Myth #1: The Teenage Brain Isn’t Fully Formed
Many people excuse teenage mood swings and peculiar behavior saying that the rational thinking portion of the brain has yet to develop. Although your son or daughter will continue to grow and mature through puberty and beyond, the size and development of the brain finishes at the onset of puberty.
Instead of focusing on brain chemistry when your pre-teen makes a bad decision, sit down with your child and talk about responsible decision making. Encourage your child to set standards for their own behavior and write it down. Then ask them frequently how they feel they are living up to their own expectations. Teach them now to take responsibility for their actions and rely on their own instincts.
Myth #2: Greasy Food Causes Acne
It’s possible that parents blame fatty foods or a lack of hygiene for their kids’ acne to scare them into changing their ways. But the truth is, acne results from the body’s reaction to new hormones, not a lackluster diet.
Give your child an incentive to eat healthy by talking about the benefits of a balanced diet on the body and the mind. Provide healthy snacks for breaks at school, especially on test-taking days. And if your child suffers from a severe case of acne, call a dermatologist in Austin or in your local city. A topical facewash with acne medication or an oral prescription can help clear up pimples and boost your child’s confidence with peers.

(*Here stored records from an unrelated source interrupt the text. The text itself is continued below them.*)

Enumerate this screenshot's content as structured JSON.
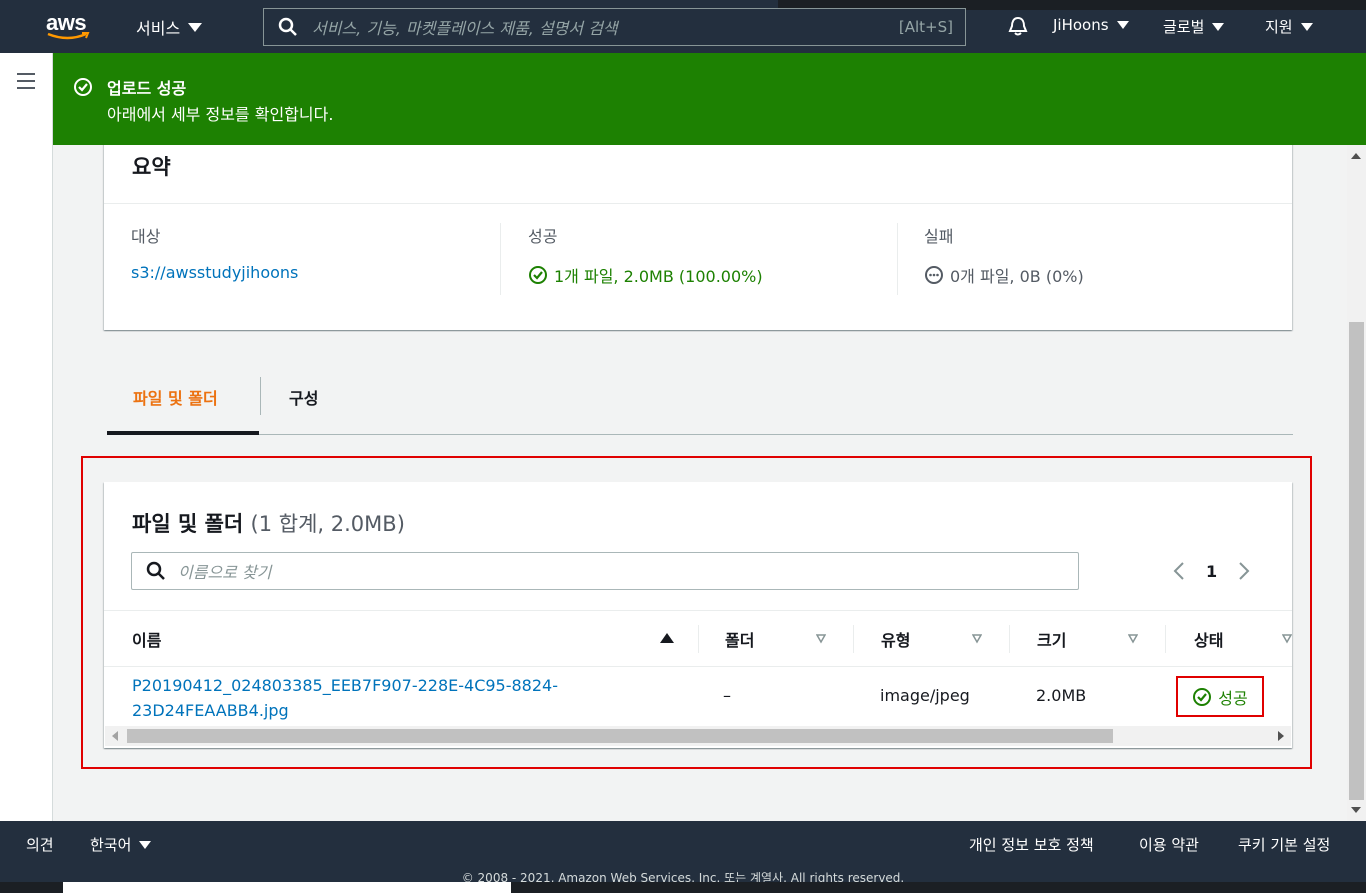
{
  "topnav": {
    "logo": "aws",
    "services_label": "서비스",
    "search_placeholder": "서비스, 기능, 마켓플레이스 제품, 설명서 검색",
    "search_shortcut": "[Alt+S]",
    "user_label": "JiHoons",
    "region_label": "글로벌",
    "support_label": "지원"
  },
  "flash": {
    "title": "업로드 성공",
    "message": "아래에서 세부 정보를 확인합니다."
  },
  "summary": {
    "heading": "요약",
    "target_label": "대상",
    "target_value": "s3://awsstudyjihoons",
    "success_label": "성공",
    "success_value": "1개 파일, 2.0MB (100.00%)",
    "failed_label": "실패",
    "failed_value": "0개 파일, 0B (0%)"
  },
  "tabs": [
    {
      "label": "파일 및 폴더",
      "active": true
    },
    {
      "label": "구성",
      "active": false
    }
  ],
  "files": {
    "heading": "파일 및 폴더",
    "count": "(1 합계, 2.0MB)",
    "filter_placeholder": "이름으로 찾기",
    "page": "1",
    "columns": [
      "이름",
      "폴더",
      "유형",
      "크기",
      "상태"
    ],
    "rows": [
      {
        "name_line1": "P20190412_024803385_EEB7F907-228E-4C95-8824-",
        "name_line2": "23D24FEAABB4.jpg",
        "folder": "–",
        "type": "image/jpeg",
        "size": "2.0MB",
        "status": "성공"
      }
    ]
  },
  "footer": {
    "feedback": "의견",
    "language": "한국어",
    "privacy": "개인 정보 보호 정책",
    "terms": "이용 약관",
    "cookies": "쿠키 기본 설정",
    "copyright": "© 2008 - 2021, Amazon Web Services, Inc. 또는 계열사. All rights reserved."
  },
  "colors": {
    "nav_bg": "#232f3e",
    "success_green": "#1d8102",
    "link_blue": "#0073bb",
    "active_tab_orange": "#ec7211",
    "highlight_red": "#e00000"
  }
}
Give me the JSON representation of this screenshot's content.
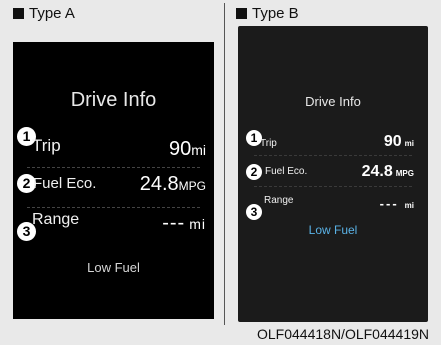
{
  "panels": [
    {
      "label": "Type A",
      "title": "Drive Info",
      "rows": [
        {
          "marker": "1",
          "label": "Trip",
          "value": "90",
          "unit": "mi"
        },
        {
          "marker": "2",
          "label": "Fuel Eco.",
          "value": "24.8",
          "unit": "MPG"
        },
        {
          "marker": "3",
          "label": "Range",
          "value": "---",
          "unit": "mi"
        }
      ],
      "status": "Low Fuel"
    },
    {
      "label": "Type B",
      "title": "Drive Info",
      "rows": [
        {
          "marker": "1",
          "label": "Trip",
          "value": "90",
          "unit": "mi"
        },
        {
          "marker": "2",
          "label": "Fuel Eco.",
          "value": "24.8",
          "unit": "MPG"
        },
        {
          "marker": "3",
          "label": "Range",
          "value": "---",
          "unit": "mi"
        }
      ],
      "status": "Low Fuel"
    }
  ],
  "footer": "OLF044418N/OLF044419N",
  "colors": {
    "screen_a_bg": "#000000",
    "screen_b_bg": "#1b1b1b",
    "low_fuel_b": "#5ab2e6"
  }
}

Myth #3: All Kids Go Boy or Girl Crazy When They Experience Puberty
Scientists have compared the feelings of infatuation that teenagers experience, to a drug-induced high. However, not every child is a romance addict. Some kids don’t even begin the maturation process until their late teens, and some fully-developed teenagers don’t express interest in the opposite sex or in any romantic relationships.

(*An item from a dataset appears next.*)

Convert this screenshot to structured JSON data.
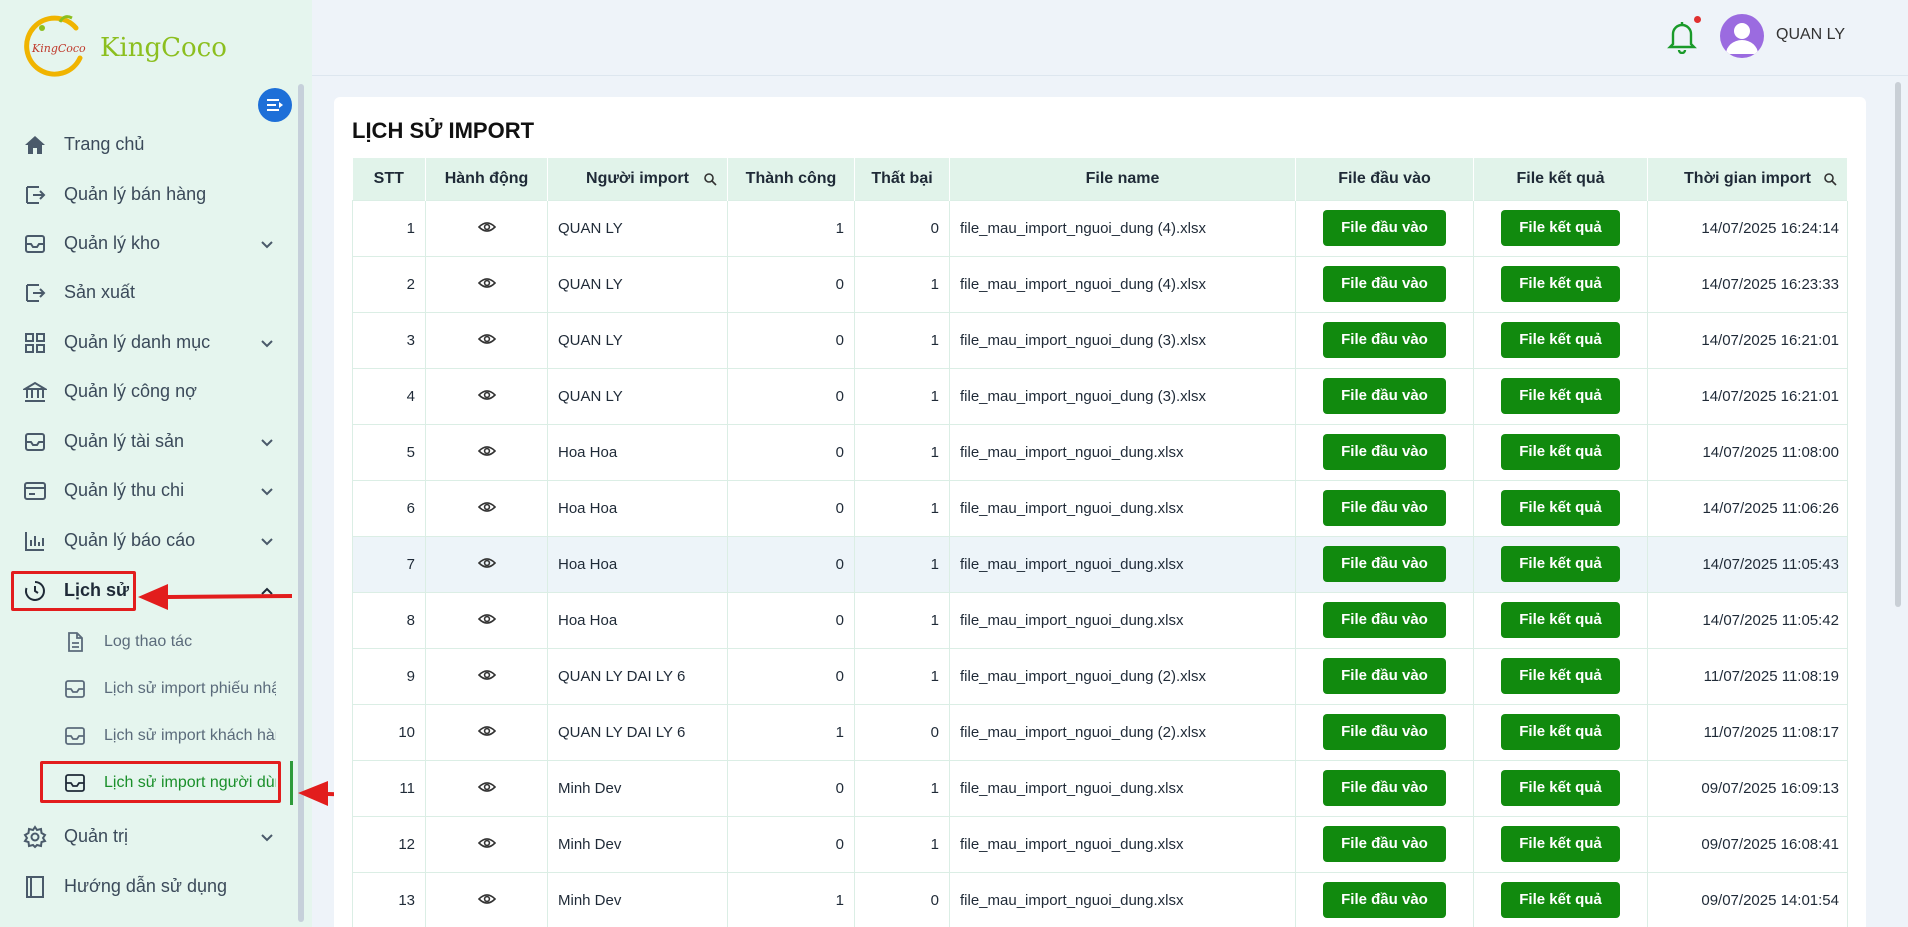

Instead of assuming that your child’s behavior is motivated by their obsession for romance, establish open communication with your child. Ask your son or daughter how they feel about the dating scene at school. When your child feels ready, talk to them about curfews and acceptable behaviors while dating.
When you avoid misinformation, you give your kids the benefit of the doubt while they experience the dramatic changes of puberty, and strengthen your relationship as a family.